Es wird zu einem Krieg kommen der nachher unter den Verbündeten ausbricht und Archimond wird siegen weil sie nicht beisammenstehen sondern sich schon jetzt untereinander bekriegen.


mit einem sanften Schritt vor geht sie auf Aleriasona zu..ihre Füsse berühren nicht den Boden eingehüllt in eine weisse Tunika in die Sonnenstrahlen eingewebt scheinen geht von ihr ein Göttliches warmes Licht aus und ihre Präsenz ist deutlich zu Spüren auch dürfte ihre reine Aure den Dämonen und dunklen Seelen schmerzen bereiten,sanft legt sie ihre zierliche Hand auf Alerias Wange blickt auf das Imposante Werk was die Lichtelfischen und Elementaren Zauberer mit ihrer Selbstaufgabe bewirkt haben nickt sanft

So habt ihr mit all eurer gebündelten Macht unmögliches möglich gemacht, euch für jenes Werk völlig aufgegeben nur um den Untergang dieser gefilde hier zu verhindern
den Heiligen Sangual errichtet,Stolz berührt mein Herz das ich solch prächtiges Werk erblicken darf geschaffen von reinen Herzen in völliger Selbstaufgabe für eine Gute Sache

Streichelt Aleria sanft.
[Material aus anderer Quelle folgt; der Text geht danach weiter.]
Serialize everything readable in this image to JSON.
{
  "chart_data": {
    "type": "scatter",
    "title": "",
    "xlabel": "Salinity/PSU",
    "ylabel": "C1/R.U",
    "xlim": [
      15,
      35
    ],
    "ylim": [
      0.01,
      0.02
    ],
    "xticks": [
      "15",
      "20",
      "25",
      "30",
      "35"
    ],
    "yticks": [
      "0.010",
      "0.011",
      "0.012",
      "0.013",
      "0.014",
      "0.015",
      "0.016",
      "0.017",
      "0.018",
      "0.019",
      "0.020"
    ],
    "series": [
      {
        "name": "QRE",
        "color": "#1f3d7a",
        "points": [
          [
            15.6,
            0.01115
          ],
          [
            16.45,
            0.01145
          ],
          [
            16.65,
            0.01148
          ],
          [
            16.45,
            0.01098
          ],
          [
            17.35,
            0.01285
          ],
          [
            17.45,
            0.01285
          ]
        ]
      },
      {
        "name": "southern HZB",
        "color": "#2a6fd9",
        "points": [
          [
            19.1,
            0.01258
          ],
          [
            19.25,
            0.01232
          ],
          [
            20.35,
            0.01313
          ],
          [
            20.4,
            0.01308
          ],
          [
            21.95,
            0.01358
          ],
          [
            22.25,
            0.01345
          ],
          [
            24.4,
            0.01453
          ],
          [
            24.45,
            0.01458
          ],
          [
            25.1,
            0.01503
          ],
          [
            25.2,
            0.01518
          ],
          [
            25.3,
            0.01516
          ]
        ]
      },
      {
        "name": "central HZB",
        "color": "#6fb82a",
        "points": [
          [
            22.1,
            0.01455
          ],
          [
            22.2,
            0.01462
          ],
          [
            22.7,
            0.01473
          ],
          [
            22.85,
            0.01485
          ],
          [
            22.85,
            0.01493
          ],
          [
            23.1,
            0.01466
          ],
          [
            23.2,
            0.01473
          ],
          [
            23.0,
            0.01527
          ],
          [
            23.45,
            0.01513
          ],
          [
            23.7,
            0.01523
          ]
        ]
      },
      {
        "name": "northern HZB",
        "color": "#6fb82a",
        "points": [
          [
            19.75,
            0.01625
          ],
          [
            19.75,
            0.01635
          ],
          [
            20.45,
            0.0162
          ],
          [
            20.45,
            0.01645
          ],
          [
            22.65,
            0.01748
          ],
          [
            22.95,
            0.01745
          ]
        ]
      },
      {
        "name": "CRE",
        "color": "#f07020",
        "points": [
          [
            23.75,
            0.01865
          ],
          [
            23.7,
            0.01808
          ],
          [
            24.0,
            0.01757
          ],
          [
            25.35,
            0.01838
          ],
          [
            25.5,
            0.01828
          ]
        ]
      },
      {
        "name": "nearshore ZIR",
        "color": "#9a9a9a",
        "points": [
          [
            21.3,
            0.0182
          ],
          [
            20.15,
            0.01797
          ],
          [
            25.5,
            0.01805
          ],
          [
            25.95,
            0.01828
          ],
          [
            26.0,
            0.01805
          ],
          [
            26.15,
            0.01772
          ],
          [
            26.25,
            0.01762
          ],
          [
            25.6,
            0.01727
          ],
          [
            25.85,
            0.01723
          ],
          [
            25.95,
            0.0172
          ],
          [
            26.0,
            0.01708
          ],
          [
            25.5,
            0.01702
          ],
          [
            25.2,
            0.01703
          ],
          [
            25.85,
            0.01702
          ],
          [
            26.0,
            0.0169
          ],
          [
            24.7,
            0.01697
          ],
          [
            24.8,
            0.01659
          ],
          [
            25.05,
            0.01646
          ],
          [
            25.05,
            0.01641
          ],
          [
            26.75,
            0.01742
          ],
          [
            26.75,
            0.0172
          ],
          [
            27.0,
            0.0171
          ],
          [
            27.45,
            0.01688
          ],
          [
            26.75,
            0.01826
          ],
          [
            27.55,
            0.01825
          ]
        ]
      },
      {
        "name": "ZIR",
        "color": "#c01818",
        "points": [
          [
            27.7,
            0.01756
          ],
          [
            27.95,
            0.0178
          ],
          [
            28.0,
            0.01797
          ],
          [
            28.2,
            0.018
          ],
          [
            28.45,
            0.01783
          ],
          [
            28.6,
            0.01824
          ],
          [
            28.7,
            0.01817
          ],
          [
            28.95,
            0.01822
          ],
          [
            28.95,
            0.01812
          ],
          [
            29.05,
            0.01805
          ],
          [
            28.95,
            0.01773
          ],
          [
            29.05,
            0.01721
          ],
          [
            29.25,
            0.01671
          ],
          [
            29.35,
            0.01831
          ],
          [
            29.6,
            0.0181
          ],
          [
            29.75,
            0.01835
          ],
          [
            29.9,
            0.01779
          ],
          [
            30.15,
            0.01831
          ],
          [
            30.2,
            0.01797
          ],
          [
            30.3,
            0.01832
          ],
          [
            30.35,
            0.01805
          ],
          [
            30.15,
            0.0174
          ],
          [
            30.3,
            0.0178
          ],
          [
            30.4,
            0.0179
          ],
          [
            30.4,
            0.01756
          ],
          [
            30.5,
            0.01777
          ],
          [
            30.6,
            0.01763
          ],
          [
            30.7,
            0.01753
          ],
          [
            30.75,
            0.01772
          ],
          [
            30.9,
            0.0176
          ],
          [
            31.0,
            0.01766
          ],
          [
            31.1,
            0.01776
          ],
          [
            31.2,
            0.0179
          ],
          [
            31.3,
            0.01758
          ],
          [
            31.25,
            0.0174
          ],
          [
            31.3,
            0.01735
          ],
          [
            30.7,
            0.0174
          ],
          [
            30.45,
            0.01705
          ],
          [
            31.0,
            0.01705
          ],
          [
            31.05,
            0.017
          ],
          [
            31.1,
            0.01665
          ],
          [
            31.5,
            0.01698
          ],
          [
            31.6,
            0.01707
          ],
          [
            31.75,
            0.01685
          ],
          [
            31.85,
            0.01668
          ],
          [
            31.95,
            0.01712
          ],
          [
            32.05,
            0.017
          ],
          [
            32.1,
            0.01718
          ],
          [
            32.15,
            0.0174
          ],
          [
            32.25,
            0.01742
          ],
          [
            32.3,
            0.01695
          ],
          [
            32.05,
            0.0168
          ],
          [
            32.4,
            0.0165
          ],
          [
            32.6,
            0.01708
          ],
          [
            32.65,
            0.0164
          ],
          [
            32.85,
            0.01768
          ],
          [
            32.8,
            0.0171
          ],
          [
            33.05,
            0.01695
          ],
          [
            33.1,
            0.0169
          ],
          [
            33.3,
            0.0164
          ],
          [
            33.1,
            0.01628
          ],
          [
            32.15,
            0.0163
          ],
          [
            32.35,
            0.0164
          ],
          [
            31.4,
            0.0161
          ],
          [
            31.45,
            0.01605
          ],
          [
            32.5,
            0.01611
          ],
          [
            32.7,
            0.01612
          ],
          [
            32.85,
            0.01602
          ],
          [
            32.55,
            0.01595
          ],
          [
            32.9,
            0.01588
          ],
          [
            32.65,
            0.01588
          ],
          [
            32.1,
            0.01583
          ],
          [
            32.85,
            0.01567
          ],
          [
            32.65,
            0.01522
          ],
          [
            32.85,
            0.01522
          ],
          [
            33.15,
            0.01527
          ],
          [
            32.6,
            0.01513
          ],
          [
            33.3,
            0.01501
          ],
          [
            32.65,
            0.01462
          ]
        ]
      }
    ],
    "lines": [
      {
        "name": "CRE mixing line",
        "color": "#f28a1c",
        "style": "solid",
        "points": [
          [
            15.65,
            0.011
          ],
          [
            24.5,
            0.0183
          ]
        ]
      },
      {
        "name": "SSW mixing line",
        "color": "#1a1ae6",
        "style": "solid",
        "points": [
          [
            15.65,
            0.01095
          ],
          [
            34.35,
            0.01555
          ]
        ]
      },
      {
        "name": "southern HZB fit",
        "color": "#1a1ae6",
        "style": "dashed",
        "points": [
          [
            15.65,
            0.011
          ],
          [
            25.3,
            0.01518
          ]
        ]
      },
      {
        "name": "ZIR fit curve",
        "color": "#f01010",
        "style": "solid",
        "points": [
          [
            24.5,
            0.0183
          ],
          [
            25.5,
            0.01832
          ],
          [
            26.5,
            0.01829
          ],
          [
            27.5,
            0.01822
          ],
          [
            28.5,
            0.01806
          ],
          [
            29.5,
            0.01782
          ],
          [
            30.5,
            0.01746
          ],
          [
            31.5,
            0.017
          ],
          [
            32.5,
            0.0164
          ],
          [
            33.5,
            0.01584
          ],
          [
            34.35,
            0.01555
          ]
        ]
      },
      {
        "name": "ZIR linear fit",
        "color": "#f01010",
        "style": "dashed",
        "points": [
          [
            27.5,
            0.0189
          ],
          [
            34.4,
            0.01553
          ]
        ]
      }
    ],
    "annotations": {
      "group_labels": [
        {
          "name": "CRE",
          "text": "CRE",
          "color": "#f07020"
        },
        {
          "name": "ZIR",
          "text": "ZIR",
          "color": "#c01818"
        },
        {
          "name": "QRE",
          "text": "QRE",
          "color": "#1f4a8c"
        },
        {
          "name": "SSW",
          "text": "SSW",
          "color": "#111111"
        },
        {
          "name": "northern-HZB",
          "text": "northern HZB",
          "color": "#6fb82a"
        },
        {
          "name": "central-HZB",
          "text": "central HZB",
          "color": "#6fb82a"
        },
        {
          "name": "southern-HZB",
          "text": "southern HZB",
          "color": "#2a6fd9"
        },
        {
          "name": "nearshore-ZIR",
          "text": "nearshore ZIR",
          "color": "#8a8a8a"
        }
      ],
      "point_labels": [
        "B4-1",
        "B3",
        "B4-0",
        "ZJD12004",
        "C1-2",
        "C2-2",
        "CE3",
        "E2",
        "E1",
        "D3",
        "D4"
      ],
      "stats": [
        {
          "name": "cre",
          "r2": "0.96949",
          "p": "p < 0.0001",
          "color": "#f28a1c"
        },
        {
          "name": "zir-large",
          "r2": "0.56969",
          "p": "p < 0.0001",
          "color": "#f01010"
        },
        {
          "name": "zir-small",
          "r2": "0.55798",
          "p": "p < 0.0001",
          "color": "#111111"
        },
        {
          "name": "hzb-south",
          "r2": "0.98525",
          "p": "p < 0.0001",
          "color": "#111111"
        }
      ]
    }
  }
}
Ihre Stimme klingt Glockenhell und Klar,doch ist die Macht des Alters und der Weisheit in ihr énthalten..sie scheint sanft von überallher zu klingen fast schmeichelnd Honigsüß blickt auf das gleißende reine Werk mit einem Handstreich durch die Barriere gibt sie Ihren Göttlichen Segen für jenes Werk und heiligt es auf das Alles vergehen möge was unreinen Herzens durch die Barriere geht
  Top
"Autor"  
Nutzer: Sardal
Status: Profiuser
Post schicken
Registriert seit: 02.10.2001
Anzahl Nachrichten: 164

geschrieben am: 24.11.2002    um 12:28 Uhr   
Staunen spiegelte sich in den Augen des Priester der Rathma und schon seid Anbeginn der Vorbereitungen zu diesem rießigen "Ding", was auch immer es sein möge, fesselte ihn der Anblick ganz und gar. Er wohl als einziger hat ihren Blick erhaschen können und er weiß was sie denkt, glaubt es zu wissen, denn ihr Gesicht ist von Sorge um das Bündniss geprägt. Er versteht sie, versteht sie sehr gut sogar....den unwillkürlich drängte sich ihm die Begegnung mit Hevron des gestrigen Tages zurück ins Gedächtniss. Es bereitet ihm Sorge doch wird er diese für sich behalten, es gehört nicht hierher, eigentlich sollte er es vergessen zum Wohle aller. Nun man wird sehen.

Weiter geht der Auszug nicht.